Je m'installe temporairement. D'ordinaire, je ne suis pas un « librocubiculaire », mais lorsque je dors à l'étranger, je peine à trouver le sommeil. Alors, je me plonge soit dans un roman, soit dans l'écriture. Cette fois-ci, même la boisson énergisante que j'ingurgite n'a aucun effet face à l'appel insistant de Morphée. Assommé par les six heures de trajet — de 8h à 14h —, je finis par piquer un roupillon.

Cependant, à 3h15 du matin, je me réveille brusquement. Bien que le ventilateur diffuse un léger souffle d'air frais dans la chaleur ambiante et que je sois recouvert d'une épaisse couverture et de chaussettes, des moustiques voltigent en sourdine. Des anophèles enfoncent leurs trompes acérées comme des seringues dans ma peau. L'effet de la sécrétion d'histamine par mon corps me pousse à gratter frénétiquement les traces de piqûres, qui s'enflamment davantage à chaque grattement.

Où trouver de la glace pour me soulager à cette heure de la nuit ? Résigné, je continue de me gratter, mais je ne m'avoue pas vaincu. Je ne me laisse pas faire. Je saisis ma serviette, bien décidé à en découdre avec ces bestioles. Cette bataille à fleurets mouchetés, combinée à la poussière soulevée, aggrave mon essoufflement et provoque une crise d'asthme. Je me précipite sur mon sac pour attraper mon inhalateur "Symbicort".

Assis sur le lit, adossé au mur, je remarque que le silence du village est parfois déchiré par des hululements de rapaces nocturnes et des aboiements de chiens, qui attisent mes frayeurs.

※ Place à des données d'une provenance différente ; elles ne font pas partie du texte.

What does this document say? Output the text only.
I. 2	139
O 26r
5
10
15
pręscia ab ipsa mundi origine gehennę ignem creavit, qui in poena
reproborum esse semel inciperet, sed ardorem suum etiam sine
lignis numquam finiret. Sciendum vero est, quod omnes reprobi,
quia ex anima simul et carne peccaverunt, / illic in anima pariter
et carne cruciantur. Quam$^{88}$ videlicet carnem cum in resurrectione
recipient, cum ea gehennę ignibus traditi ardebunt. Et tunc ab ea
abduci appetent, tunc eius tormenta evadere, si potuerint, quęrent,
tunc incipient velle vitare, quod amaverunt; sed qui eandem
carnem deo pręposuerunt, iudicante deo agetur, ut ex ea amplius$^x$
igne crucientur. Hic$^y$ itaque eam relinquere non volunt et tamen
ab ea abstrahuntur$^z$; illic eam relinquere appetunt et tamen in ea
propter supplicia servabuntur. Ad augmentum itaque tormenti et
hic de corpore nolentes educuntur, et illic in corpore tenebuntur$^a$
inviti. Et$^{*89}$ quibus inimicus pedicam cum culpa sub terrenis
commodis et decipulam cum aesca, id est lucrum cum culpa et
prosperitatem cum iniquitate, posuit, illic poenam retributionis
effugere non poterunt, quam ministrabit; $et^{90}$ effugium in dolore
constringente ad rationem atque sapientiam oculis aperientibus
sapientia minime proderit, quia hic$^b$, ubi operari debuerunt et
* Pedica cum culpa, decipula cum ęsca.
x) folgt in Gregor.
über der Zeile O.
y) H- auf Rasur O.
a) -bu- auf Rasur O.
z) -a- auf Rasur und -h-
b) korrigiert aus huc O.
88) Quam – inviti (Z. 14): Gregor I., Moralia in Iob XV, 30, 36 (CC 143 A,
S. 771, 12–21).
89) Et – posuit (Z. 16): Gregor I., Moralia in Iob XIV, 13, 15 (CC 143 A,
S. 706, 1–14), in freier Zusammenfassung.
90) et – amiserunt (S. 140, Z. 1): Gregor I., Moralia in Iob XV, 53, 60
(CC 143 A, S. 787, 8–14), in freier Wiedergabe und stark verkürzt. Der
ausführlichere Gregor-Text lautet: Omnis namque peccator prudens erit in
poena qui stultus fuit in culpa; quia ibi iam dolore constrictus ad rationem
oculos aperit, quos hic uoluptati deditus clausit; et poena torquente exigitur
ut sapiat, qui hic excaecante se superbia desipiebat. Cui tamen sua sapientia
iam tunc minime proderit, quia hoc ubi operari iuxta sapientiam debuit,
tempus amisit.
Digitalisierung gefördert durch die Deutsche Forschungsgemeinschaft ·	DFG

Des pensées lugubres s'emparent de moi. Le sommeil a disparu de mes yeux.

À 4h21, je tente à nouveau de m'endormir, mais rien n'y fait. Je reste à tourner en rond, au grand plaisir de mes persécuteurs ailés, qui multiplient leurs assauts intempestifs et incommodants jusqu'aux premières lueurs du jour, ce jeudi 10 octobre 2024. Quatorze minutes plus tard, soit à 4h35, les coqs lancent leurs "cocoricos", accompagnant le rythme cadencé des coups de balai des femmes matinales du village. Par je ne sais quelle alchimie, je parviens enfin à trouver le sommeil.

À 6h20, je me réveille en sursaut, tiré de mon sommeil par des cris en français approximatif : « Missié, j'ai mis l'eau dans la douche, pati laver ! » Offrir de l'eau chaude à un asthmatique pour son bain matinal, c'est comme lui offrir de l'or. Après mon bain, la même jeune femme sert à Brice et à moi une marmite de riz accompagnée de la sauce aubergine de la veille – ce qu'on appelle ici "riz couché", avec un gratin bien croustillant. C'était notre petit déjeuner, à la saveur typiquement rurale.